What To Do When You May Get “RIF”ed

What To Do When You May Get “RIF”ed

RIF Blog

It is inevitable in today’s labor markets that while some companies are growing, others are shrinking their workforce.  Layoff reasons may be anything from a buyout that has made multiple positions redundant to an industry change causing required “belt-tightening”.  Even in a booming economy, reductions in force and lay-offs are going to happen as companies streamline, integrate technology and search for more efficiencies.  So, what do you do when the layoff rumors start to fly in your workplace?  There are two paths of actions as well as two styles of execution.  Let me explain further.

When there is a possibility of mass workforce cutbacks, you can take one of two paths of action: 1.) Ride it out and hope for the best or 2.) Prepare to jump ship.  Either choice is highly personal, but should be rooted in the facts.  I have spoken to many candidates who had incredible tenure, believed they were invaluable to the company or thought they were performing a job that no one else within the company could yet these people were blindsided with their termination.  Here are some of the reasons to “stay and pray” that I have heard from real people over the years:

“I work so close to my house”   Is saving a few extra minutes on your drive worth risking being unemployed for weeks or months?  What other companies are located close to you home and what is going on within those companies?

“I don’t want to leave my coworkers behind.  We’re like family.”  The one thing that is always certain is change.  Even if you are one of the ones that keep their job, your coworkers are not assured to stay.  And if you are laid off at the same time, how will it feel competing for the same jobs?

 “I’ll never be able to find another job that pays as well.” If there are no other jobs in the market paying as well as yours, there is a good chance your excess compensation has you marked for an early release.   Do you feel being overpaid will be considered an asset to your current company? Are you really overpaid or are you underpaid (or paid at market)?  Without investigating other options, you won’t ever know for sure.

“My company just remodeled the lunch room, there’s no way they are laying off.”  Many times capital improvements have been planned months or years in advance.  Layoffs are usually the result of something that is happening now that was unexpected, so betting your livelihood on an unrelated budget item is unwise.

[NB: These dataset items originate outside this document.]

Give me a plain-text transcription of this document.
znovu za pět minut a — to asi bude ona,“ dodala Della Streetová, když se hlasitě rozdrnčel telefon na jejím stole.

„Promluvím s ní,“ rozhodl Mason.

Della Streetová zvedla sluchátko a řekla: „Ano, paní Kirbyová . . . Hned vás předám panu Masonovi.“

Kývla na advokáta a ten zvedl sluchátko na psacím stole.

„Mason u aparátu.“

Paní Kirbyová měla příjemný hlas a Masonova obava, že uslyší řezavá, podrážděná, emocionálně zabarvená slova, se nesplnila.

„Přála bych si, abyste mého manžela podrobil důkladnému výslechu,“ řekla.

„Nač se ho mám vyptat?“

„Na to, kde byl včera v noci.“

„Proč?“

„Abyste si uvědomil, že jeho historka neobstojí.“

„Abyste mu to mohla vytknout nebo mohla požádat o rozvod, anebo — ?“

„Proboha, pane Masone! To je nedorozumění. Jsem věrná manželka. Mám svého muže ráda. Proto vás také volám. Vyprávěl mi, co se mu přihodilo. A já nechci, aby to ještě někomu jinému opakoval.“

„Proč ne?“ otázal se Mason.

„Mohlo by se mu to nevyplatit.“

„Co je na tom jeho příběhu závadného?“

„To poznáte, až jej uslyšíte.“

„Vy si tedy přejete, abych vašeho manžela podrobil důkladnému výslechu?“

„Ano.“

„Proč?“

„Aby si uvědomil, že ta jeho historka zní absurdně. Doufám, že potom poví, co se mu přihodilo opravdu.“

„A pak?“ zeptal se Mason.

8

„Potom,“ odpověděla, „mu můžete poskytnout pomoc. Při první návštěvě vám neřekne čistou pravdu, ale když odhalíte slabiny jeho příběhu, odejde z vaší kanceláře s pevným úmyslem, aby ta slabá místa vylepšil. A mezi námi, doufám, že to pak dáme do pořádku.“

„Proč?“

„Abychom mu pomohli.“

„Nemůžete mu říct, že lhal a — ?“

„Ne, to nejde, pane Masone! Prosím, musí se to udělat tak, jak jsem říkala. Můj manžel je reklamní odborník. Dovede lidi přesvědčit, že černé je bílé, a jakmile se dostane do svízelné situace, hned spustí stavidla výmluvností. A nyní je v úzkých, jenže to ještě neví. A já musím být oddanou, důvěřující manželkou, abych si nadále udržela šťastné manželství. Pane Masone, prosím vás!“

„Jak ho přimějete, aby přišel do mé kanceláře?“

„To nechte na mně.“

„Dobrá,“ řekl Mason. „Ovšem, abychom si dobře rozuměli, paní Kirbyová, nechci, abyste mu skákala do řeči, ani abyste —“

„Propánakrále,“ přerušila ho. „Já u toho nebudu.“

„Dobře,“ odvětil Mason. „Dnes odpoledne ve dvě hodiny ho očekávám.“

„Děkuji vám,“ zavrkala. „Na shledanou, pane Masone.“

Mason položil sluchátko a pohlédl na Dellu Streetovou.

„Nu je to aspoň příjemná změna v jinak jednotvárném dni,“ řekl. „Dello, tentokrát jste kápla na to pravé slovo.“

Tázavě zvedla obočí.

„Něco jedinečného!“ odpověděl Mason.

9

For those that take the path of action to look for other opportunities, you have a lot to evaluate.   This is an opportunity to chart your career course in the direction you want.  I recommend taking out your resume and thinking of the 3-5 things you liked best and also liked least about your current and past jobs.  After a while, a pattern should emerge.  This pattern will help you see what you need in your next role to be happiest and most fulfilled.

 

Once you know what you want, tap your network confidentially.  Let family and friends know you are open to new opportunities.  Call one or two recruiters that you trust.  Attend networking events in your industry and reach out to those you know are hiring to see if you can solve some of their most pressing problems.  By taking a proactive approach and laying your job search foundation now, you have time on your side and can still hope for the best with your present company.

There are also two styles of executions to handling the “RIF situation”.  One way is to freak out, panic or slump into despair.  This is usually when people get online and apply to every job they are qualified for and some that they are not.  Imagine, you work in HR and pull up the dashboard of applicants from the night before to see one name applying for a huge variety of jobs.  Do you make the assumption that this person is a highly skilled specialist or that they are just looking for any job?  Also, the attitude of panic and desperation carries with you into meetings with current and potential employers, leaving you at a disadvantage.

The second style is to take a deep breath, assess the situation and look calmly at the facts.  Write down all the great things you bring to the table, the accomplishments you are most proud of and recruit others to give you a 360 view of how you show up at work every day.  In this clear frame of mind, you can take this information and use it to help you answer the classic question: “Should I stay or should I go?”